Adams Family Correspondence, volume 5

Introduction

Guide to Editorial Apparatus

lxv Acknowledgments Acknowledgments
Acknowledgments

First among the many people to whom we owe a debt of gratitude for contributing to these volumes is the project's former editor in chief Robert J. Taylor. In 1982–1983, his last year at the Adams Papers, he made the preliminary selection and annotation of the great majority of the letters that appear in Volume 5. His initial research and his mastery of Massachusetts history in the 1780s have provided a firm foundation for the work that we have done to bring this volume to completion.

The two institutions that brought the Adams Papers into being continue to offer the most valuable support to the current editors. The Massachusetts Historical Society, under the direction of Louis Leonard Tucker, has provided this enterprise with a home, cared for the bulk of its documentary materials, and made available its valuable research services. Of particular help in the preparation of these volumes have been the Society's librarian, Peter Drummey, his colleagues Aimée Bligh and Mary E. Cogswell, Edward W. Hanson and Helen R. Kessler of the Society's publications staff, and the Society's curator of photographs, Chris Steele. The Society's director emeritus, Stephen T. Riley, has performed a decade of dedicated service as a trustee of the Founding Fathers Papers, Inc., the major fund-raising body for this and several other projects. Harvard University Press continues to produce our volumes with care and dedication. We would like to thank production manager John Walsh for his continued efforts in maintaining the high printing standards of our volumes and for his assistance in working with our typesetter, Kevin Krugh of Technologies 'N Typography, who skillfully generated the volumes on computer. We also appreciate the work of Bruce Lehnert of Linotype-Hell, who created special fonts for the Adams Papers.
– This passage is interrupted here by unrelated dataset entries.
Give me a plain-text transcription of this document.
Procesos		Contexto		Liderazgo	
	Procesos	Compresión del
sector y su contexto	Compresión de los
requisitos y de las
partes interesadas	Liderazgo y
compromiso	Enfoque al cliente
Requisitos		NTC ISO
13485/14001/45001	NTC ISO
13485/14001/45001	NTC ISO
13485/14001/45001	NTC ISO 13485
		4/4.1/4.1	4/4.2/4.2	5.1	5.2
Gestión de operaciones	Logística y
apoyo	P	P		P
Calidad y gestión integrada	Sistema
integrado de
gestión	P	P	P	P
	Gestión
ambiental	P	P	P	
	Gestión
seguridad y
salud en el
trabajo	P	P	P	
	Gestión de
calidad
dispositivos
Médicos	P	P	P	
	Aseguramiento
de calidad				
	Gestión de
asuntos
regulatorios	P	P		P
We owe particular thanks to our editor at the Press, Ann Louise Coffin McLaughlin, who, in over thirty years of the most vigilant labor, has guided all thirty-four Adams Papers volumes into print.

The financial support of the National Historical Publications and Records Commission since 1975 is formally acknowledged on the lxvicopyright page of this volume, but we wish to thank the Commission staff, whose members continue to perform many important services for us, and for several dozen other projects as well, all with remarkable economy and skill.

We have received vital aid in locating or verifying manuscripts and archival information from the staffs of several institutions. The Adams National Historic Site in Quincy and its superintendent, Marianne Peak, have been consistently supportive, carrying on the fine work of one of the Adams Papers' oldest friends, the late superintendent Wilhelmina S. Harris, who died in May 1991 at age ninety-five, as the editing of these volumes was nearing completion. At Harvard University's Houghton Library, Hugh Amory and his staff, particularly Jennie Rathbun, have been most helpful. At Harvard's Fogg Art Museum, Louise Todd Ambler, curator of the University's Portrait Collection, has given us valuable assistance. The staff at the American Antiquarian Society, especially Sidney Berger (now Head, Special Collections, University of California, Riverside) has been most helpful, as have the staffs at the Boston Athenaeum, the Rare Book Room of the Boston Public Library, the Frick Art Reference Library, and the National Portrait Gallery.

Several individuals have helped us with particular research problems: John Catanzariti, editor of the Papers of Thomas Jefferson; Wendell D. Garrett, expert at the American Decorative Arts and Furniture Department, Sotheby's, and editor at large for The Magazine Antiques; Mary-Jo Kline, New York City, former associate editor for the Adams Papers; Claude A. Lopez, consulting editor of the Papers of Benjamin Franklin; A. Bruce MacLeish of the New York State Historical Association; Bernard Nurse, Librarian of the Society of Antiquaries of London; and Jules D. Prown, Paul Mellon Professor of the History of Art at Yale University.

We would like to thank three persons who helped us secure and present our illustrations: Martha A. Greig, chair of the historical activities committee of the National Society of Colonial Dames of America in Rhode Island; Linda J. Pike, formerly a member of the editorial staff of the Lafayette Papers, now managing editor of the Administrative Science Quarterly at Cornell University; and David Bolles, photographer of those items drawn from the Adams Papers and from other Massachusetts Historical Society collections that are reproduced in these volumes.

Finally, we gratefully acknowledge the contribution of two members lxviiof the Adams Papers staff who do not appear on the title page. Sarah Hage, editorial assistant at the Adams Papers from 1986 to 1988, began the verification of the annotation, and entered much of the text onto our computer. Adjunct Editor Marc Friedlaender, who was co-editor of volumes 3 and 4 of the Adams Family Correspondence, read the entire manuscript and gave us the benefit of his vast knowledge of the Adams family.